Pirates outfielder Marte staying aggressive offensively this season
FORT MYERS, Fla. — Pirates left fielder Starling Marte was asked this week whether he is faster than fellow outfielder Andrew McCutchen and future teammate Gregory Polanco, a trio that has a chance to be among the speediest, most athletic outfields in the game.
“You know how fast I am,” a confident Marte said.
Maybe Marte is right. Maybe such an exercise is pointless. Anyone who has watched him perform knows the 25-year-old is a blur in left field and on the bases.
But while Marte stole a team-best 41 bases last season despite missing three weeks with a sprained wrist, he also was caught stealing a National League-high 15 times. Despite top-of-the-line speed, Marte's instincts on the bases could improve, and Marte believes they will. Entering his second full season, he has his eyes on a greater stolen base total.
“I want to be more aggressive this year,” Marte said. “That's me. That's my game.”
He is confident he will steal more bases in 2014 because he has more experience. Marte said improved instincts will give him a quicker and more efficient first step.
“Sometimes we get bad jumps. Sometimes (it's) knowing the pitchers. … Sometimes it's the count,” he said. “That's where experience comes in.”
Of course, to steal second base, Marte has to reach first base, and it's how he often reaches first base that has the Pirates concerned.
Marte's .342 on-base percentage last season was inflated by being hit by 24 pitches. He already has been hit by a team-high three pitches this spring.
The Pirates understand the hit by pitches lift the free-swinging Marte's on-base percentage, important for a leadoff hitter. But they also want him to better protect himself at the plate. The Pirates staff has worked with him on better avoiding pitches, or at least moving his hands and wrists out of danger's way.
“I do think it comes with experience,” Pirates manager Clint Hurdle said. “There is an art on getting hit by pitches. I coached for one guy that was the best in Don Baylor. That was part of the deal. There were at-bats where if it got tight, he just took it and went on down to first.
“(Hitting coach Jeff) Branson has had some conversations with how to protect himself better, to turn away from pitches and not to turn into pitches. I think there has been a little bit of an adjustment in the box.

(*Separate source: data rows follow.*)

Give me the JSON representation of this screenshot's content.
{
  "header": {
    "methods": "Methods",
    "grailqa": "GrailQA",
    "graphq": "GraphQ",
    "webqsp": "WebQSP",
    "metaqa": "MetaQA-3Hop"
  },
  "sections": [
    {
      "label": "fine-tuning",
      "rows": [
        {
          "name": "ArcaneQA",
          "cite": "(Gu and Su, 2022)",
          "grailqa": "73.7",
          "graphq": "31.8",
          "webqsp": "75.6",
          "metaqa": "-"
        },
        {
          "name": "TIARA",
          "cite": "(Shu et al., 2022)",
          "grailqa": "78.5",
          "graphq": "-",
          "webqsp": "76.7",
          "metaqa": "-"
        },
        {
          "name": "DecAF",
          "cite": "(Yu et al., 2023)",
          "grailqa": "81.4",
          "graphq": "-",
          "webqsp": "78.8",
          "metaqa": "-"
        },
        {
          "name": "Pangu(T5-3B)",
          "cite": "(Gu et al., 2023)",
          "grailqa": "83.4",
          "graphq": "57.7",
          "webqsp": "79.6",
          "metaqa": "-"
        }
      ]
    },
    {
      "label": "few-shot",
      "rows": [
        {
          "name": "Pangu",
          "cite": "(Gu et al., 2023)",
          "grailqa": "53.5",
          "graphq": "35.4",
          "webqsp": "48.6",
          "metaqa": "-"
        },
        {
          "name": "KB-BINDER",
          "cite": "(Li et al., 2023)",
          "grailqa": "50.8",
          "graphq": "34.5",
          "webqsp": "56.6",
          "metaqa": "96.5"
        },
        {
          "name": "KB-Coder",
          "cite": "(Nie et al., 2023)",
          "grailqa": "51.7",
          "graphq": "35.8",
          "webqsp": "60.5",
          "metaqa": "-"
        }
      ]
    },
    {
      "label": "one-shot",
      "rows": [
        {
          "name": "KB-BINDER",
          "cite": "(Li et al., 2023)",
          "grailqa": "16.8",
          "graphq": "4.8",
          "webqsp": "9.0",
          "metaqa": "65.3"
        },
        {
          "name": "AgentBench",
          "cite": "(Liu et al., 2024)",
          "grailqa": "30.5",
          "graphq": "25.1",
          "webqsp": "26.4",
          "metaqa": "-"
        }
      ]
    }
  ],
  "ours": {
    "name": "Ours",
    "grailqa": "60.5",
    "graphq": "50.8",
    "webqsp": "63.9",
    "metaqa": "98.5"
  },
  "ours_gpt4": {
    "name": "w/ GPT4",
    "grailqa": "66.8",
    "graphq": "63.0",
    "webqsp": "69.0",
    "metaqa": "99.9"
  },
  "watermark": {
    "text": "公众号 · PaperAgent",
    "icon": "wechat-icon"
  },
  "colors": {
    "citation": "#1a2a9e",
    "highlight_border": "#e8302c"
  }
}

It can be a skill for some guys. Some guys never learn to do. I think there are some guys that (get hit) frequently enough they find a better approach in how to deal with it, to stay healthier and minimize injury, to properly take it off a larger muscle rather than bones and hinges.”
Marte said he consciously is trying to keep his hands and wrists out of harm's way. Marte does not believe pitchers are intentionally hitting him.
“They don't want me to be on the bases,” he said. “They know I can steal second base.”
Marte also knows he can't steal second base, can't use his elite speed, if he's on the disabled list.